Context plans: finds the parts worth converting, refuses the rest
Everything above measures whole documents, and whole documents usually lose. But the losing docs are not empty of structure — the tables and uniform blocks are inside them. So doc2toon 0.4 added context plans: every heading-bounded section measured standalone as if it were its own document — same frozen policy, same 5% band, zero new tunable constants — with the splice overhead of stitching a hybrid counted, never hidden, and reassembly mechanically verified. The metric was pre-registered before any plan code ran against the corpus; the planning hypothesis it tested (“maybe a third of documents have an actionable plan”) was refuted by the data. We publish what fell out:
| Corpus | Plan-positive | Median net, plan-positive | Docs with ≥1 converting section |
|---|---|---|---|
| Internal (19 docs) | 1/19 | +20.9% | 4 |
| External, public repos (19 docs) | 1/19 | +6.8% | 3 |
| Combined | 2/38 | +13.8% | 7 |
The external plan-positive document is langchain-ai/langchainjs · AGENTS.md — and it is the whole product thesis in one file. Whole-document TOON makes it 42.8% larger; its row in the table above honestly says keep_markdown. The plan finds the two package tables inside it (“Key Packages” +49.5%, “Internal Packages” +52.0%), converts exactly those, keeps the other 48 sections byte-identical, and nets +6.8% across the whole document with plan-level safe_to_auto_apply: true — the first real-world document in the corpus where the tool has a positive, auto-applicable recommendation. Five more documents have at least one converting section but net only 0.2–0.9% — below the 5% band, so the plan’s honest answer for them stays “keep the whole document.” Reassembly verified on all 38; the whole-document denominators above are unchanged by any of this.

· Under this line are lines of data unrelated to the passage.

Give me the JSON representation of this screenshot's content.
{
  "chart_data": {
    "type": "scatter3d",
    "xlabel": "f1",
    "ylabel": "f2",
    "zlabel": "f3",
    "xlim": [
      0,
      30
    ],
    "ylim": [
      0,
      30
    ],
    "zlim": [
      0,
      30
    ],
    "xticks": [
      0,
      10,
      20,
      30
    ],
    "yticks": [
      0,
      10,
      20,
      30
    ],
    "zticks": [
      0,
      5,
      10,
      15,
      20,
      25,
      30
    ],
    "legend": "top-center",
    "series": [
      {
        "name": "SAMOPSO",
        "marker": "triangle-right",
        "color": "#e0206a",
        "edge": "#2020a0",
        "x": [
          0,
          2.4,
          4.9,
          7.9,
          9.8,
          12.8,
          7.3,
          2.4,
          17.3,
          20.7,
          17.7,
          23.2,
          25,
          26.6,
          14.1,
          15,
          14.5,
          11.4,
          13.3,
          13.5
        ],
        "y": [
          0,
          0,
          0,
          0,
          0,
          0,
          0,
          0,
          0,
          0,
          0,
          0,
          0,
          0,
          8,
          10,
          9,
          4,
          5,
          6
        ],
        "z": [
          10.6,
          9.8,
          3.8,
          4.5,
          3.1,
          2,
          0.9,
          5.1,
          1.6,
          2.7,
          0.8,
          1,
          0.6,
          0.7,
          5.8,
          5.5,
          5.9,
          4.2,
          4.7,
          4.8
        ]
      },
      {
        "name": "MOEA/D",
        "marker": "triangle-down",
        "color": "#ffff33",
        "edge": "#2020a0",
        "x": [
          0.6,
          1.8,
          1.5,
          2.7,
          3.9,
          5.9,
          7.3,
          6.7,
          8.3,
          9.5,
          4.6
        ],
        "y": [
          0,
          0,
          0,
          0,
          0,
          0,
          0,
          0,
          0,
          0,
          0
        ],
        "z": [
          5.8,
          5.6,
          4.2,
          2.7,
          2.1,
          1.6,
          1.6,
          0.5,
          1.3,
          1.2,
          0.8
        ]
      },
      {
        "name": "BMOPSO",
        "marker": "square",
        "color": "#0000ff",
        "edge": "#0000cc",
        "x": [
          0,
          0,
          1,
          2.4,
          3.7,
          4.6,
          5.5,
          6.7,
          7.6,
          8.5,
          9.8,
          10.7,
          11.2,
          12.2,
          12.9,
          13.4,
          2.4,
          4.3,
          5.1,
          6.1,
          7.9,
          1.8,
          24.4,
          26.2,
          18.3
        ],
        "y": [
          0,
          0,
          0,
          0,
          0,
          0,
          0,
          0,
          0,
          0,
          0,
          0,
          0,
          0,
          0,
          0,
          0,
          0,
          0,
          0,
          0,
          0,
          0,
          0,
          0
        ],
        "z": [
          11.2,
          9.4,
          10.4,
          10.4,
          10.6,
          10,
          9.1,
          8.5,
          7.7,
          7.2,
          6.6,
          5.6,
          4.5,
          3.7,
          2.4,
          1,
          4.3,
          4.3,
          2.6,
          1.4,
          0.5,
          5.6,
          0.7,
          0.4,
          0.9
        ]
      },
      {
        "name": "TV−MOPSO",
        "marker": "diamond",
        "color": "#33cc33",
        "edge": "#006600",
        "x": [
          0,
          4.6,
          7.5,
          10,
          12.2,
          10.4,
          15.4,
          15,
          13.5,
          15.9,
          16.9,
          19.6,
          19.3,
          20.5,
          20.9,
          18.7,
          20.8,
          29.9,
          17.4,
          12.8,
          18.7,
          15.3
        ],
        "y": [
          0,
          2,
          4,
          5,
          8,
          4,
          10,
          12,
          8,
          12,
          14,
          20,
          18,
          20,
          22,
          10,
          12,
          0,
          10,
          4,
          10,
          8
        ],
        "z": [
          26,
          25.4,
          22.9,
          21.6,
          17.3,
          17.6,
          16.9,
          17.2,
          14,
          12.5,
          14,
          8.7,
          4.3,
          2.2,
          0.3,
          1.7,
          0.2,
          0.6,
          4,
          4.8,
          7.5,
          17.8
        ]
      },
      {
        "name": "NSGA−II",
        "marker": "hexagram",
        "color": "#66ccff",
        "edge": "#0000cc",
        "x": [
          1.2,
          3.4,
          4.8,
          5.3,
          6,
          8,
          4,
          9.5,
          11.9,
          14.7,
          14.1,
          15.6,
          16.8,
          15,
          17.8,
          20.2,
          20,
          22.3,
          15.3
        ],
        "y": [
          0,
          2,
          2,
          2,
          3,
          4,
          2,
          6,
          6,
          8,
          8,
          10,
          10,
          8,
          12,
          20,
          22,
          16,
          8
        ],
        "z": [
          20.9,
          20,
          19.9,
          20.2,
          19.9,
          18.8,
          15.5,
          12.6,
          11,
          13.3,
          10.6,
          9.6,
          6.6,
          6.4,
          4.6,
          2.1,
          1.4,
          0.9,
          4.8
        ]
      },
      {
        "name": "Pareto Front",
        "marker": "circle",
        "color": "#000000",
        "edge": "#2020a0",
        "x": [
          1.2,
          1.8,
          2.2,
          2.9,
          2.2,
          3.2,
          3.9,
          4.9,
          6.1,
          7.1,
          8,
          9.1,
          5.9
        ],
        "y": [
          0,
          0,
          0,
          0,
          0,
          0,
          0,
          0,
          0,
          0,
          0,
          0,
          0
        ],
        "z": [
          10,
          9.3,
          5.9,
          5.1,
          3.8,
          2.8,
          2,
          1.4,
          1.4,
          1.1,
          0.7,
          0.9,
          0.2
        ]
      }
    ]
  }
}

The plan now renders in the workbench under every multi-section verdict, with the hybrid (converted sections as fenced TOON, everything else byte-identical) available for download. The CLI surface is doc2toon plan.
Run yours
Your documents are not our corpus. The same verdict, three ways:
# Verdict v1 JSON for your own doc (Node 20+)
npx doc2toon@^0.4 profile --json CLAUDE.md
# Section-level context plan, with the hybrid written on request
npx doc2toon@^0.4 plan AGENTS.md
# Or paste it into the workbench - it never leaves your browser
# https://cheapagent.ai/
# Or reproduce this page's numbers from the corpus
git clone https://github.com/Profusion-AI/doc2toon
cd doc2toon && npm install && npm run build
node scripts/benchmark-honesty.mjs # the 19 internal documents
node scripts/benchmark-external.mjs # the 19 public documents, fetched at pinned commits
node scripts/benchmark-plans.mjs # the actionable-plan rate across all 38
The posture
CheapAgent does not promise TOON always saves tokens. It tells you when it does — and on real agent docs, the honest answer is usually “keep Markdown” or “split this first.” The verdict is the product. If a tool in this space shows you only its wins, ask to see its corpus.